Face à ceux qui voudraient faire croire que de Gaulle n’y était pour rien et qu’il fut appelé au pouvoir comme un nouveau Cincinnatus [Romain célèbre par sa simplicité ; consul puis deux fois dictateur, revint, selon la légende, à sa charrue après son triomphe] pour sauver le pays et la République contre les colonels et ultras comploteurs, il faut rétablir la vérité. Déjà, le 26 mars, le Comité central de notre Parti mettait en garde non seulement contre les attentats fascistes, mais encore contre les campagnes en faveur de De Gaulle [Voir pages 39 à 45 de la brochure La politique communiste éditée par le P.C.F. avant le XVI’ Congrès. On y trouve aussi la réplique de Maurice Thorez à une attaque calomnieuse de Guy Mollet qui, pour empêcher — déjà — le front unique antifasciste avait assimilé les menées gaullistes à l’attitude de notre Parti !]. Sa résolution du 30 avril soulignait que :

la guerre d’Algérie favorise l’agressivité des ligues factieuses et alimente la campagne en faveur du pouvoir personnel.

[Page 51 de la même brochure.]

Quatre jours avant le 13 mai, dans son numéro paru le 9, Paris-Presse demandait à des personnalités politiques s’il fallait faire appel à de Gaulle. Pendant ce temps, ses agents, les Delbecque, les Kenwistes, etc., préparent le 13 mai à Alger. Après le 13 mai, Soustelle et Dronne les rejoignent. Et de Gaulle lui-même entre en scène à Paris dès le 15.

Deux questions se posent. La première est celle-ci : Pourquoi est-ce la faction gaulliste et non une autre qui l’emporta ? La réponse est évidente. Seul de Gaulle pouvait suffisamment tromper et désarmer les forces populaires grâce au rôle joué per lui pendant la guerre, rôle amplifié et embelli par une propagande sciemment organisée en vue de faire de lui le recours suprême de la bourgeoisie, comme elle avait fait après 1918 pour Pétain.
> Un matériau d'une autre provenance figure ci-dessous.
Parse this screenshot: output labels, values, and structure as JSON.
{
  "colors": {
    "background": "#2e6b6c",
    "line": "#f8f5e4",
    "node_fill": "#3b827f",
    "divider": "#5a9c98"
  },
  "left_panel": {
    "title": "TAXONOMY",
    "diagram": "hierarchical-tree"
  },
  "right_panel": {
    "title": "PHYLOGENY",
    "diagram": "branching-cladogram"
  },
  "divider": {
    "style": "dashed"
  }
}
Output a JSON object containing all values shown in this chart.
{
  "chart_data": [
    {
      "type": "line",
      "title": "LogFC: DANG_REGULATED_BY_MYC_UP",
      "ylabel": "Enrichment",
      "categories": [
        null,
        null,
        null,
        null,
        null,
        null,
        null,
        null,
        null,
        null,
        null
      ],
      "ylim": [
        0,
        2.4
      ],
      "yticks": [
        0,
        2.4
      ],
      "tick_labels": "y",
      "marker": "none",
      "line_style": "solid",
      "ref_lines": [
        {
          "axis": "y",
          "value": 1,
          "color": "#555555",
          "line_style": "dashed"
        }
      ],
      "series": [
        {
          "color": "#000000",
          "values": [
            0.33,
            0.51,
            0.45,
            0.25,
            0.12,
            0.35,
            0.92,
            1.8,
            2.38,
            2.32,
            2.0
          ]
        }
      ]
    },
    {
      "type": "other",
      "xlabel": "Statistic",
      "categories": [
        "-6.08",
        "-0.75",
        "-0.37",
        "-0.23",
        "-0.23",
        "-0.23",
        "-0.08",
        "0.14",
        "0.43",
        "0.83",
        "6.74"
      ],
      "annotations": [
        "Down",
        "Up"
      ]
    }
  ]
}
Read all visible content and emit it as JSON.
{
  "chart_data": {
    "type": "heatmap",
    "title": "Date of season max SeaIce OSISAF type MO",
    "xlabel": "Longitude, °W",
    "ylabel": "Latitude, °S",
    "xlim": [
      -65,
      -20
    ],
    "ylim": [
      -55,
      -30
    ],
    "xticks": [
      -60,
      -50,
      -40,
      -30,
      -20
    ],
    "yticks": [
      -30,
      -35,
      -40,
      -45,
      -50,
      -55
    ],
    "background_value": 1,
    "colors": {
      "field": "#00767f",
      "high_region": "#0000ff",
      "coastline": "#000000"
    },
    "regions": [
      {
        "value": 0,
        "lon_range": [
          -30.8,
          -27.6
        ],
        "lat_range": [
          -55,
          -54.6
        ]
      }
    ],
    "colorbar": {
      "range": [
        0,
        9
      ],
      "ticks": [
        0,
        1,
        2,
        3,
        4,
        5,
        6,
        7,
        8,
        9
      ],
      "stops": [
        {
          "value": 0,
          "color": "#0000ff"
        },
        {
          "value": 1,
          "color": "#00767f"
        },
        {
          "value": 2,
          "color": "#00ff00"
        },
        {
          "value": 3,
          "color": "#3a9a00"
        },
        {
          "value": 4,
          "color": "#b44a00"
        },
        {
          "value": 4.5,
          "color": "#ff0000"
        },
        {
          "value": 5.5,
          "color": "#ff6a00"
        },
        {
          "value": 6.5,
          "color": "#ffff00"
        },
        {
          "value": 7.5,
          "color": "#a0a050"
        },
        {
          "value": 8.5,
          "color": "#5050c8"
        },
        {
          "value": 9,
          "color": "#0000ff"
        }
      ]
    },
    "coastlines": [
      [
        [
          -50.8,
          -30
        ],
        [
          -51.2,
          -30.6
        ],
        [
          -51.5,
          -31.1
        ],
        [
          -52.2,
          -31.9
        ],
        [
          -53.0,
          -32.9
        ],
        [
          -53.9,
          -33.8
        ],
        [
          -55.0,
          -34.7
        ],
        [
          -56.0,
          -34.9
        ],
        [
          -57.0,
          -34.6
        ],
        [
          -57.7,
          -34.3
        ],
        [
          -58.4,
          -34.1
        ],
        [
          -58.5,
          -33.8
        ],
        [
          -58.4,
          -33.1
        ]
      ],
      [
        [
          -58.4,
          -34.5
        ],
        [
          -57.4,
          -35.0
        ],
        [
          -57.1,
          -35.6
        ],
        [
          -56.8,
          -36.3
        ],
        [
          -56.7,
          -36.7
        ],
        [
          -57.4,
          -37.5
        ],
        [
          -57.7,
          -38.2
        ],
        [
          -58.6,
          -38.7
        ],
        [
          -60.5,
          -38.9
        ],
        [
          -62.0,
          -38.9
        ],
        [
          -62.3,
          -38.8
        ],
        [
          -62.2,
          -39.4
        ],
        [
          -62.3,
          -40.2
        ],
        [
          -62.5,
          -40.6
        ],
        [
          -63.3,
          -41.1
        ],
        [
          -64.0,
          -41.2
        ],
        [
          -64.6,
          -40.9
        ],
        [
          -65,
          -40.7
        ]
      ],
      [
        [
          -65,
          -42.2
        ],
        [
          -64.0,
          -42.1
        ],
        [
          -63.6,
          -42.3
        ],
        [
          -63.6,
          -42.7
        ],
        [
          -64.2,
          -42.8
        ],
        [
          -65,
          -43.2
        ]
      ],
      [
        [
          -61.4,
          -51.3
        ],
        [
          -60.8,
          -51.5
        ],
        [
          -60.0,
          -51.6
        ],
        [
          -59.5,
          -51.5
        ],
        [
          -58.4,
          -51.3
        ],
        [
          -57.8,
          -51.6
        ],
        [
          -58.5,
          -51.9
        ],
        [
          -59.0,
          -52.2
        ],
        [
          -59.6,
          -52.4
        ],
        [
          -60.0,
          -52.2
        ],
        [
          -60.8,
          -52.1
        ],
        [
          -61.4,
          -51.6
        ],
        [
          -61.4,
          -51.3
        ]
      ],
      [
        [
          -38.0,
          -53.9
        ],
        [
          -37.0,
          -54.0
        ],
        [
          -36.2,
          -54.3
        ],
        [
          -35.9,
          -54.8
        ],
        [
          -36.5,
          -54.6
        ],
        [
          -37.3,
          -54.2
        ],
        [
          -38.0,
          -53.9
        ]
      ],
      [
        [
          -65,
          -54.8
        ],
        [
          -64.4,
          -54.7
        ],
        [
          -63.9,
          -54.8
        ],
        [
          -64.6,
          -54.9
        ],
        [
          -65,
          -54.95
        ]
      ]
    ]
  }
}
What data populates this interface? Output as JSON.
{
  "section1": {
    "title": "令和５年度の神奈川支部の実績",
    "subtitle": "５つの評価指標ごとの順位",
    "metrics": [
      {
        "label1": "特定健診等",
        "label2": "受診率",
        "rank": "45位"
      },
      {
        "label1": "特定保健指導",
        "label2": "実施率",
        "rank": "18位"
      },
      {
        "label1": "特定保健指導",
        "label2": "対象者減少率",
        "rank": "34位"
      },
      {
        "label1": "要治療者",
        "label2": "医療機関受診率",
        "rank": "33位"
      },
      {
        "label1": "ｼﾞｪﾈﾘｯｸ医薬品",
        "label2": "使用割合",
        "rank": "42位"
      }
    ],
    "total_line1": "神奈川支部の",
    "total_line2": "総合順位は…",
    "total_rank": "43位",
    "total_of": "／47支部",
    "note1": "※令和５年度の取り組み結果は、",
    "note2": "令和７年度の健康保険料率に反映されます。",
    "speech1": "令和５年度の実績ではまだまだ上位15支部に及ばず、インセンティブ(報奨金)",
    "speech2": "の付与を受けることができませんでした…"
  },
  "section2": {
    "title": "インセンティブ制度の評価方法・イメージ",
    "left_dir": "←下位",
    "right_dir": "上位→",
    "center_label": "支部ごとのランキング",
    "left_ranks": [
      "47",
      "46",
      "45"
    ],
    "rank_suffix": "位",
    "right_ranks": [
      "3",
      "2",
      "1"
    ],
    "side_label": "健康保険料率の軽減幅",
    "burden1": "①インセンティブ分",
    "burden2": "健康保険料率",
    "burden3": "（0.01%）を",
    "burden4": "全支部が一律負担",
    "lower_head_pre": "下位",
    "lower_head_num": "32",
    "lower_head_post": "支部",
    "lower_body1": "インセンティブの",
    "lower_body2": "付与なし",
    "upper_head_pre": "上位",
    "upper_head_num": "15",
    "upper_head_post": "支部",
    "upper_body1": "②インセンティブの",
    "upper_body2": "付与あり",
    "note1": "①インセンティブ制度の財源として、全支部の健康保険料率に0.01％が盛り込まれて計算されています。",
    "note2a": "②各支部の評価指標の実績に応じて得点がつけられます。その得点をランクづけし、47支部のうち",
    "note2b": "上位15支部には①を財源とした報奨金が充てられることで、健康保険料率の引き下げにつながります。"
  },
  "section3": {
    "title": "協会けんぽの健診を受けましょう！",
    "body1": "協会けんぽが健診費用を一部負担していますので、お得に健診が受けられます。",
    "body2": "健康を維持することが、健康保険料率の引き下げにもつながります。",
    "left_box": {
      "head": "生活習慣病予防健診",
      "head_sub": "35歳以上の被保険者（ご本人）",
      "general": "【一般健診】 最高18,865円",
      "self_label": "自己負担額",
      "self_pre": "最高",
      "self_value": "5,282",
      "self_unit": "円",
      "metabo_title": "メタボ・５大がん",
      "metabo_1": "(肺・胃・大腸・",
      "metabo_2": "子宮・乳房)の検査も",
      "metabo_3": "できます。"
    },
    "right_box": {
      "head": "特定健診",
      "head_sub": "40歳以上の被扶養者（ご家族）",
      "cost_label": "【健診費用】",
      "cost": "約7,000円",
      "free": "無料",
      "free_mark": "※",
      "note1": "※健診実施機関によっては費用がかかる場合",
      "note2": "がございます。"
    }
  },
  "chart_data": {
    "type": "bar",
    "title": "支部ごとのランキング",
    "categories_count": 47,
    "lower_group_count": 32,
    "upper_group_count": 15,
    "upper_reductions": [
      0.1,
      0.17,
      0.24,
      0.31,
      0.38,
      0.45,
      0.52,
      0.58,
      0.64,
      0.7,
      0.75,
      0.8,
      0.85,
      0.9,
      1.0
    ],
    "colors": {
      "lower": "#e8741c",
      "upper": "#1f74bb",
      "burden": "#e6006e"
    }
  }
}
La deuxième question est la suivante ; pourquoi la bourgeoisie dirigeante a-t-elle, avec de Gaulle, instauré le régime du pouvoir personnel, et non pas un fascisme ouvert ? C’est une question importante pour bien comprendre la situation d’aujourd’hui.

Les forces prêtes à tenter l’instauration d’une dictature terroriste existaient pourtant avec les unités spéciales de l’armée, avec un corps d’officiers en majorité dressé contre la République, avec une police gangrénée qui avait manifesté le 13 mars devant le Palais Bourbon et avec les réseaux gaullistes et autres organisations factieuses dont certains sont les continuateurs des réseaux nazis en France.

Une grande partie des classes moyennes et même une partie de la classe ouvrière était désarçonnée par les déceptions qui avaient suivi les élections de 1956. Mais une telle solution aurait néanmoins comporté le grand risque de conduire — malgré les Guy Mollet — au rassemblement de tous les républicains et à une guerre civile dont l’issue pouvait se retourner contre la bourgeoisie monopoliste elle-même.

Au contraire, en promettant des portefeuilles ministériels aux hommes du « système » et une Constitution qui maintiendrait l’apparence d’un parlement, l’existence des partis et un semblant de légalité républicaine, la bourgeoisie monopoliste a pu mieux duper et diviser les forces républicaines pour aboutir à son objectif essentiel : un Etat entièrement dominé par elle et débarrassé des aléas que comportait un parlement disposant de quelque pouvoir de contrôle et de décision, un Etat autoritaire lui permettant de surmonter les difficultés croissantes auxquelles elle se heurtait à l’intérieur, par rapport aux colonies africaines et par rapport à ses concurrents impérialistes.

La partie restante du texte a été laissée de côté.